Seminar über Quanten-, Atom- und Neutronenphysik (QUANTUM)

Jan. 31, 2019 at 2 p.m. c.t. in Lorentz-Raum (05-127), Staudingerweg 7

Prof. Dr. Peter van Loock
Institut für Physik
loock@uni-mainz.de

Dr. Lars von der Wense
Institut für Physik
lars.vonderwense@uni-mainz.de

Note: Vortrag im Rahmen des SFB/TR 49-Kolloquiums

Correlations and multiplets; nuclear decay, exotic ordering in solids, and active transition metal centers in enzymes
Prof. Dr. Maurits W. Haverkort (Institute for Theoretical Physics, Heidelberg University)


Non-trivial electronic correlations and entanglement turn the prediction of many physical and chemical phenomena into a hard problem. The exponential scaling of the Hilbert space with system size eludes a direct solution of the Schrdinger (Dirac) equations. For the prediction of about 1/3 of all phenomena and materials, mean-field theory (Hartree-Fock or Density functional theory in the local density approximation) gives a reasonable result. When mean-field theory fails the discrepancy to reality can be so sever that one is not able to give a qualitative correct picture. Predicting, for example, if paramagnetic NiO is a metal or an insulator is still an open problem.

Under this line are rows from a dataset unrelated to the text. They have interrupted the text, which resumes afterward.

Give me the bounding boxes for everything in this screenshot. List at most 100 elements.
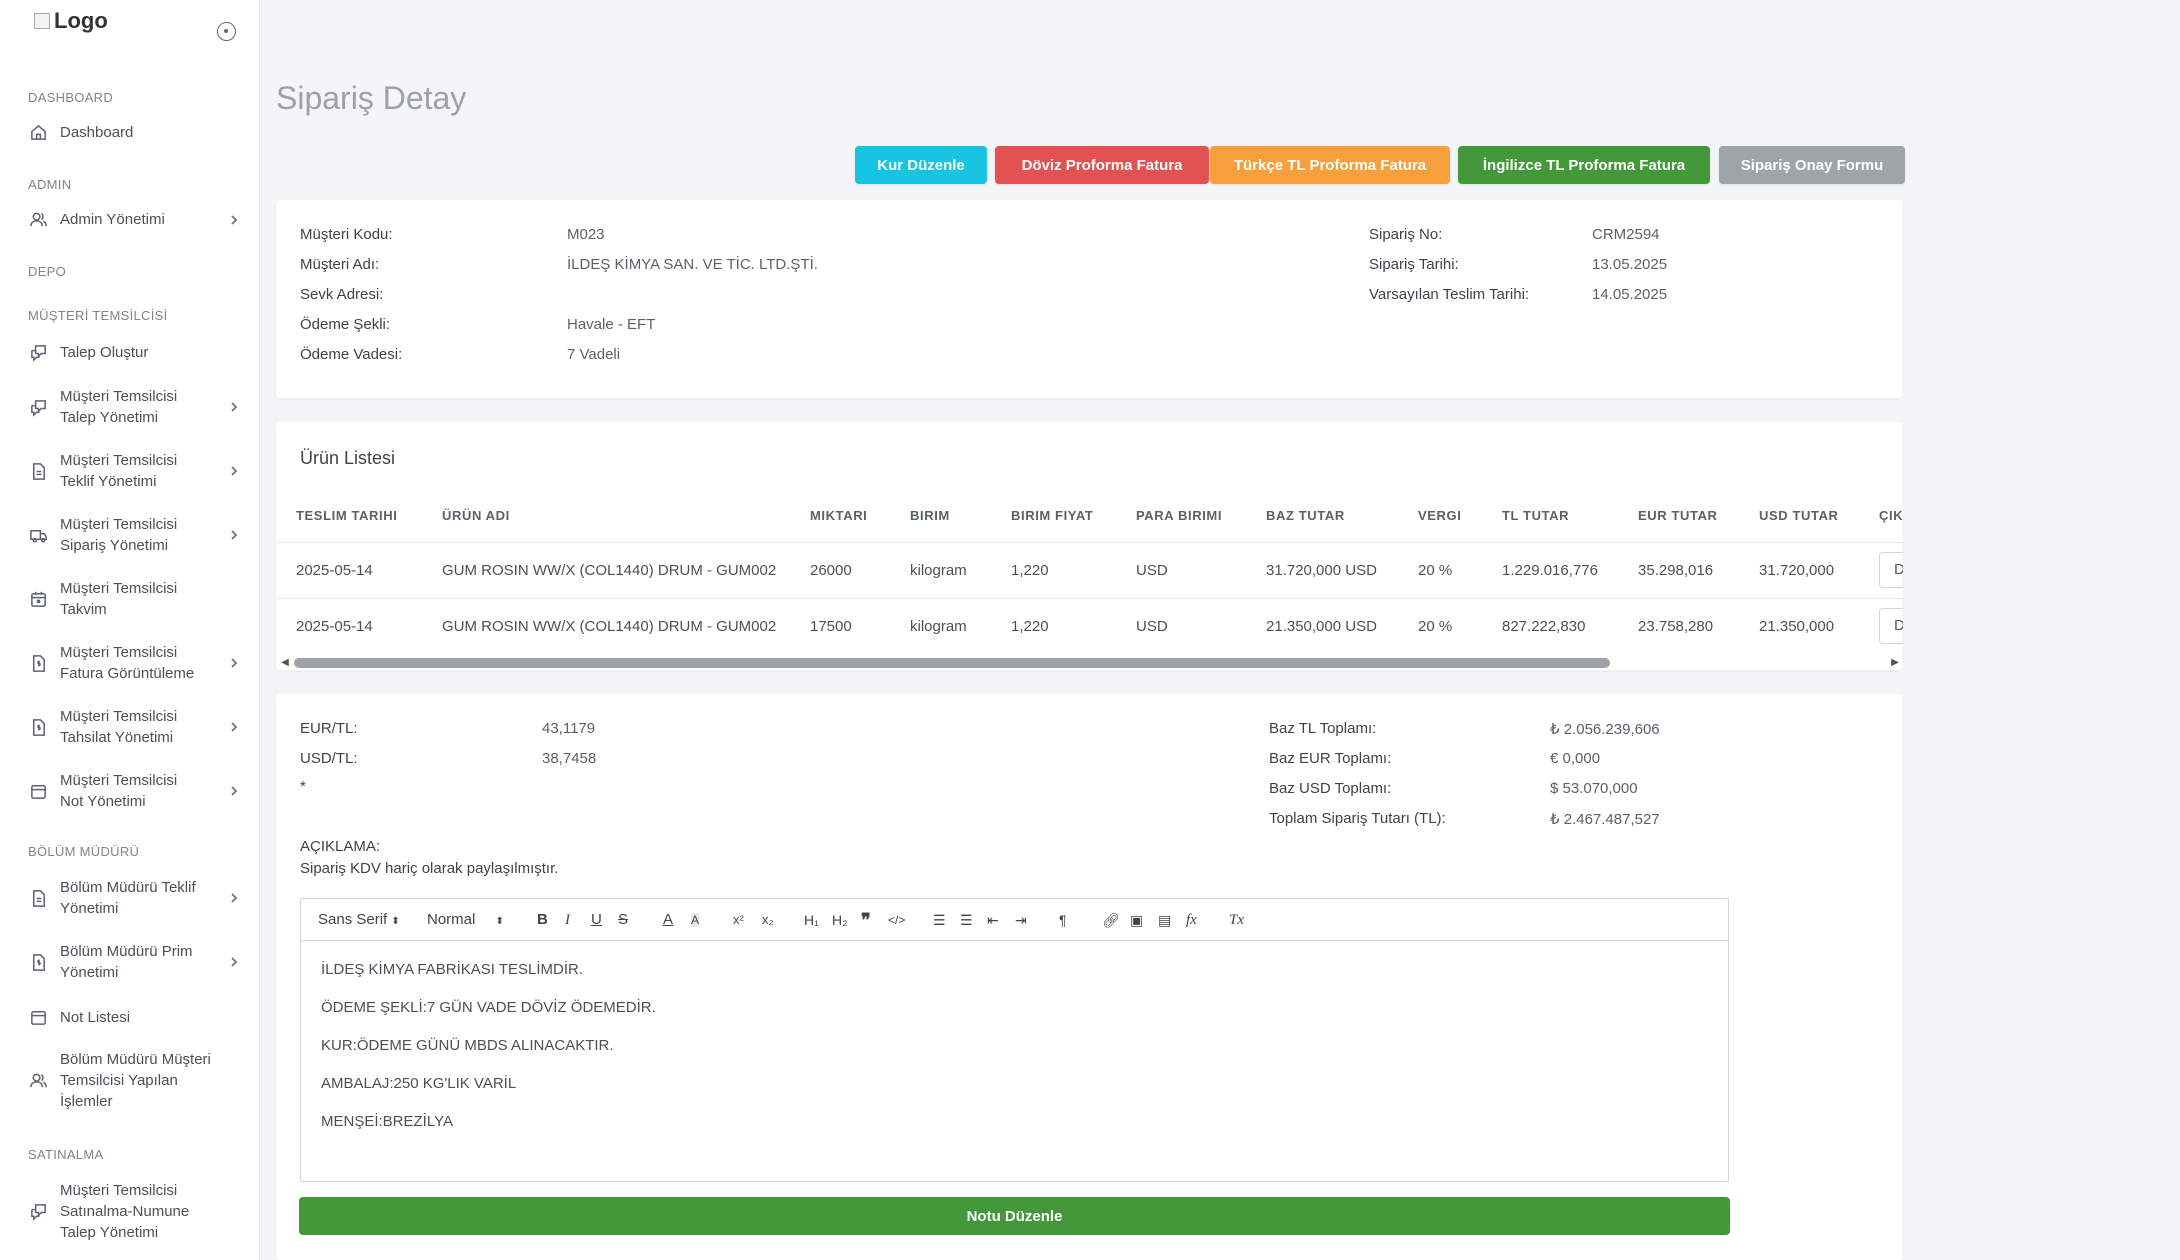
usd-tl-label: USD/TL:: [300, 750, 358, 767]
cell: USD: [1136, 618, 1168, 635]
scrollbar-thumb[interactable]: [294, 658, 1610, 668]
cell: 2025-05-14: [296, 562, 373, 579]
scroll-right-icon[interactable]: ▶: [1891, 657, 1899, 668]
sidebar-item-mt-teklif[interactable]: Müşteri Temsilcisi Teklif Yönetimi: [28, 450, 240, 492]
label-line: Müşteri Temsilcisi: [60, 1182, 178, 1199]
label-line: Yönetimi: [60, 900, 119, 917]
section-satinalma: SATINALMA: [28, 1147, 104, 1162]
section-admin: ADMIN: [28, 177, 72, 192]
indent-icon[interactable]: ⇥: [1015, 912, 1027, 928]
heading-1-icon[interactable]: H₁: [804, 912, 819, 928]
sidebar-item-bm-islemler[interactable]: Bölüm Müdürü Müşteri Temsilcisi Yapılan İş…: [28, 1049, 240, 1112]
sidebar-item-label: Müşteri Temsilcisi Talep Yönetimi: [60, 386, 228, 428]
baz-eur-label: Baz EUR Toplamı:: [1269, 750, 1392, 767]
kur-duzenle-button[interactable]: Kur Düzenle: [855, 146, 987, 184]
cell: kilogram: [910, 562, 967, 579]
underline-icon[interactable]: U: [591, 911, 602, 928]
cell: 31.720,000 USD: [1266, 562, 1377, 579]
toplam-label: Toplam Sipariş Tutarı (TL):: [1269, 810, 1446, 827]
ordered-list-icon[interactable]: ☰: [933, 912, 946, 928]
sidebar-item-label: Bölüm Müdürü Prim Yönetimi: [60, 941, 228, 983]
strikethrough-icon[interactable]: S: [618, 911, 629, 928]
sidebar-item-admin[interactable]: Admin Yönetimi: [28, 209, 240, 230]
bullet-list-icon[interactable]: ☰: [960, 912, 973, 928]
blockquote-icon[interactable]: ❞: [861, 910, 871, 930]
baz-eur-value: € 0,000: [1550, 750, 1601, 767]
label-line: Not Yönetimi: [60, 793, 146, 810]
clear-format-icon[interactable]: Tx: [1229, 912, 1244, 928]
sidebar-item-dashboard[interactable]: Dashboard: [28, 122, 240, 143]
italic-icon[interactable]: I: [565, 912, 570, 928]
col-header: BIRIM FIYAT: [1011, 508, 1094, 523]
sidebar-toggle-icon[interactable]: [217, 22, 236, 41]
col-header: BAZ TUTAR: [1266, 508, 1345, 523]
chevron-right-icon: [228, 892, 240, 904]
doviz-proforma-button[interactable]: Döviz Proforma Fatura: [995, 146, 1209, 184]
sidebar-item-label: Bölüm Müdürü Müşteri Temsilcisi Yapılan İş…: [60, 1049, 240, 1112]
sidebar-item-satinalma-numune[interactable]: Müşteri Temsilcisi Satınalma-Numune Talep …: [28, 1180, 240, 1243]
chat-icon: [28, 397, 48, 417]
scroll-left-icon[interactable]: ◀: [281, 657, 289, 668]
sidebar-item-label: Bölüm Müdürü Teklif Yönetimi: [60, 877, 228, 919]
ingilizce-proforma-button[interactable]: İngilizce TL Proforma Fatura: [1458, 146, 1710, 184]
siparis-onay-button[interactable]: Sipariş Onay Formu: [1719, 146, 1905, 184]
label-line: Fatura Görüntüleme: [60, 665, 195, 682]
sidebar-item-bm-teklif[interactable]: Bölüm Müdürü Teklif Yönetimi: [28, 877, 240, 919]
section-dashboard: DASHBOARD: [28, 90, 114, 105]
label-line: Satınalma-Numune: [60, 1203, 190, 1220]
bold-icon[interactable]: B: [537, 911, 548, 928]
sidebar-item-mt-tahsilat[interactable]: Müşteri Temsilcisi Tahsilat Yönetimi: [28, 706, 240, 748]
col-header: PARA BIRIMI: [1136, 508, 1223, 523]
notu-duzenle-button[interactable]: Notu Düzenle: [299, 1197, 1730, 1235]
aciklama-text: Sipariş KDV hariç olarak paylaşılmıştır.: [300, 860, 559, 877]
chevron-right-icon: [228, 956, 240, 968]
sidebar-item-bm-prim[interactable]: Bölüm Müdürü Prim Yönetimi: [28, 941, 240, 983]
heading-2-icon[interactable]: H₂: [832, 912, 848, 928]
cell: 1.229.016,776: [1502, 562, 1598, 579]
home-icon: [28, 123, 48, 143]
video-icon[interactable]: ▤: [1158, 912, 1172, 928]
sidebar-item-label: Müşteri Temsilcisi Teklif Yönetimi: [60, 450, 228, 492]
text-direction-icon[interactable]: ¶: [1059, 912, 1067, 928]
sidebar-item-label: Dashboard: [60, 124, 134, 141]
musteri-adi-label: Müşteri Adı:: [300, 256, 380, 273]
invoice-icon: [28, 717, 48, 737]
sidebar-item-mt-talep[interactable]: Müşteri Temsilcisi Talep Yönetimi: [28, 386, 240, 428]
calendar-icon: [28, 589, 48, 609]
cell: 20 %: [1418, 618, 1453, 635]
logo[interactable]: Logo: [34, 8, 108, 34]
editor-content[interactable]: İLDEŞ KİMYA FABRİKASI TESLİMDİR. ÖDEME Ş…: [321, 959, 656, 1149]
superscript-icon[interactable]: x²: [733, 912, 744, 927]
code-block-icon[interactable]: </>: [888, 913, 906, 927]
users-icon: [28, 1071, 48, 1091]
sidebar-item-talep-olustur[interactable]: Talep Oluştur: [28, 342, 240, 363]
subscript-icon[interactable]: x₂: [762, 912, 774, 927]
baz-usd-value: $ 53.070,000: [1550, 780, 1638, 797]
editor-line: İLDEŞ KİMYA FABRİKASI TESLİMDİR.: [321, 961, 584, 978]
image-icon[interactable]: ▣: [1130, 912, 1144, 928]
sidebar-item-mt-takvim[interactable]: Müşteri Temsilcisi Takvim: [28, 578, 240, 620]
row-action-button[interactable]: D: [1879, 552, 1903, 588]
invoice-icon: [28, 952, 48, 972]
sidebar-item-mt-fatura[interactable]: Müşteri Temsilcisi Fatura Görüntüleme: [28, 642, 240, 684]
users-icon: [28, 210, 48, 230]
sidebar-item-mt-siparis[interactable]: Müşteri Temsilcisi Sipariş Yönetimi: [28, 514, 240, 556]
label-line: Yönetimi: [60, 964, 119, 981]
font-select[interactable]: Sans Serif ⬍: [318, 909, 400, 933]
editor-line: AMBALAJ:250 KG'LIK VARİL: [321, 1075, 517, 1092]
text-color-icon[interactable]: A: [663, 911, 674, 928]
formula-icon[interactable]: fx: [1186, 912, 1197, 928]
order-info-card: Müşteri Kodu: M023 Müşteri Adı: İLDEŞ Kİ…: [276, 200, 1903, 398]
outdent-icon[interactable]: ⇤: [987, 912, 999, 928]
link-icon[interactable]: 🔗︎: [1102, 912, 1120, 928]
row-action-button[interactable]: D: [1879, 608, 1903, 644]
sidebar-item-not-listesi[interactable]: Not Listesi: [28, 1007, 240, 1028]
turkce-proforma-button[interactable]: Türkçe TL Proforma Fatura: [1210, 146, 1450, 184]
background-color-icon[interactable]: A: [691, 913, 700, 927]
sidebar-item-label: Müşteri Temsilcisi Takvim: [60, 578, 240, 620]
cell: 20 %: [1418, 562, 1453, 579]
size-select[interactable]: Normal ⬍: [427, 909, 504, 933]
document-icon: [28, 888, 48, 908]
col-header: MIKTARI: [810, 508, 868, 523]
sidebar-item-mt-not[interactable]: Müşteri Temsilcisi Not Yönetimi: [28, 770, 240, 812]
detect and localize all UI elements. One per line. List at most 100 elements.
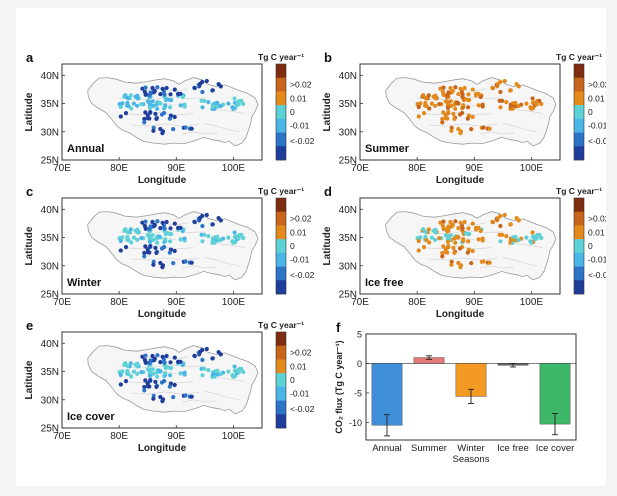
panel-season-label: Winter — [67, 277, 102, 289]
lake-site-point — [215, 368, 220, 373]
lake-site-point — [481, 259, 486, 264]
x-tick-label: 90E — [465, 163, 483, 174]
lake-site-point — [446, 224, 451, 229]
colorbar-title: Tg C year⁻¹ — [556, 186, 602, 196]
bar-category-label: Ice free — [497, 443, 529, 454]
basin-boundary — [417, 96, 503, 101]
lake-site-point — [241, 235, 246, 241]
y-tick-label: 40N — [41, 71, 59, 82]
lake-site-point — [183, 125, 188, 130]
lake-site-point — [123, 227, 128, 232]
lake-site-point — [143, 378, 148, 383]
lake-site-point — [172, 87, 177, 92]
lake-site-point — [478, 94, 483, 100]
lake-site-point — [160, 354, 165, 359]
lake-site-point — [183, 259, 188, 264]
colorbar-label: <-0.02 — [588, 270, 606, 280]
y-axis-label: Latitude — [24, 92, 35, 131]
lake-site-point — [167, 250, 172, 255]
colorbar-segment — [276, 146, 286, 161]
lake-site-point — [441, 85, 446, 90]
map-panel-icecover: 70E 80E 90E 100E 25N 30N 35N 40N Longitude Latitu… — [24, 318, 315, 454]
x-tick-label: 80E — [408, 297, 426, 308]
lake-site-point — [513, 234, 518, 239]
lake-site-point — [139, 370, 144, 375]
lake-site-point — [433, 103, 438, 108]
lake-site-point — [160, 129, 166, 134]
lake-site-point — [200, 373, 205, 378]
lake-site-point — [135, 93, 140, 98]
colorbar-segment — [574, 105, 584, 120]
lake-site-point — [476, 237, 481, 242]
colorbar-segment — [574, 198, 584, 213]
lake-site-point — [168, 105, 173, 110]
lake-site-point — [160, 86, 165, 91]
lake-site-point — [502, 78, 507, 84]
lake-site-point — [163, 103, 168, 108]
lake-site-point — [433, 227, 438, 232]
lake-site-point — [155, 106, 160, 111]
basin-boundary — [181, 399, 217, 403]
y-tick-label: 40N — [41, 205, 59, 216]
bar-y-tick-label: 0 — [357, 359, 362, 369]
lake-site-point — [126, 371, 131, 377]
lake-site-point — [490, 85, 495, 90]
colorbar-label: <-0.02 — [588, 136, 606, 146]
lake-site-point — [158, 260, 163, 266]
lake-site-point — [192, 85, 197, 90]
panel-letter: a — [26, 50, 34, 65]
lake-site-point — [445, 100, 451, 106]
lake-site-point — [441, 110, 446, 115]
lake-site-point — [498, 89, 503, 95]
colorbar-title: Tg C year⁻¹ — [258, 52, 304, 62]
lake-site-point — [508, 88, 513, 93]
colorbar-segment — [276, 118, 286, 133]
lake-site-point — [135, 361, 140, 366]
lake-site-point — [168, 373, 173, 378]
lake-site-point — [539, 101, 544, 107]
lake-site-point — [143, 226, 148, 231]
basin-boundary — [422, 112, 492, 116]
lake-site-point — [142, 250, 147, 256]
lake-site-point — [445, 105, 451, 110]
lake-site-point — [530, 230, 535, 235]
lake-site-point — [180, 94, 185, 100]
colorbar-segment — [276, 77, 286, 92]
lake-site-point — [449, 262, 454, 267]
colorbar-label: <-0.02 — [290, 404, 315, 414]
lake-site-point — [470, 221, 475, 226]
lake-site-point — [206, 234, 211, 239]
lake-site-point — [416, 238, 421, 244]
lake-site-point — [125, 229, 130, 235]
x-tick-label: 70E — [53, 431, 71, 442]
lake-site-point — [176, 91, 181, 96]
basin-boundary — [502, 123, 538, 133]
bar-y-tick-label: 5 — [357, 330, 362, 340]
lake-site-point — [148, 90, 153, 95]
lake-site-point — [189, 260, 194, 265]
map-panel-summer: 70E 80E 90E 100E 25N 30N 35N 40N Longitude Latitu… — [322, 50, 613, 186]
colorbar-label: >0.02 — [588, 80, 606, 90]
lake-site-point — [231, 106, 236, 111]
x-tick-label: 70E — [351, 163, 369, 174]
lake-site-point — [457, 246, 463, 251]
lake-site-point — [200, 357, 205, 363]
lake-site-point — [466, 105, 471, 110]
x-axis-label: Longitude — [138, 175, 187, 186]
lake-site-point — [231, 374, 236, 379]
x-axis-label: Longitude — [138, 443, 187, 454]
lake-site-point — [537, 232, 542, 237]
lake-site-point — [239, 98, 244, 103]
lake-site-point — [118, 248, 123, 253]
lake-site-point — [441, 244, 446, 249]
lake-site-point — [456, 92, 461, 97]
lake-site-point — [164, 85, 169, 91]
lake-site-point — [451, 111, 456, 116]
lake-site-point — [424, 103, 429, 109]
lake-site-point — [153, 245, 158, 250]
lake-site-point — [148, 378, 153, 383]
map-panels: 70E 80E 90E 100E 25N 30N 35N 40N Longitude Latitu… — [24, 50, 613, 454]
colorbar-title: Tg C year⁻¹ — [258, 186, 304, 196]
lake-site-point — [450, 223, 455, 229]
lake-site-point — [498, 79, 503, 85]
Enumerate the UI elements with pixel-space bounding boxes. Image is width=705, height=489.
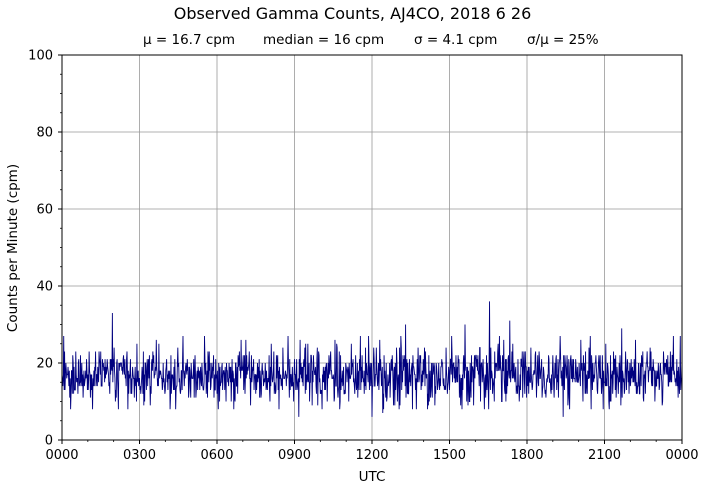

Using a combination of Quantum chemistry methods (RAS-CI) and renormalisation group theory we show how local correlations can be treated and influence material properties. Multiplets give rise to new low lying excitations in transition metal complexes important for many catalytic reactions and active centers of enzymes. Electronic interactions in 163Ho give rise to core electron multiplets that change the nuclear decay probability due to electron capture as a function of the energy of the additional neutrino that escapes. In several solids local interactions give rise to low energy degrees of freedom that can lead to ordering, from conventional magnetic ordering in NiO to hidden order in URu2Si2, whose nature is still a mystery despite 30 years of research.

Local interactions are important, but it is the interaction of these localised states either with themselves on a lattice, or with a continuum, that makes our world so interesting. Using diagrammatic methods, starting with a bare Green's function that includes all local many-body interactions, we show how at least part of these effects can be treated.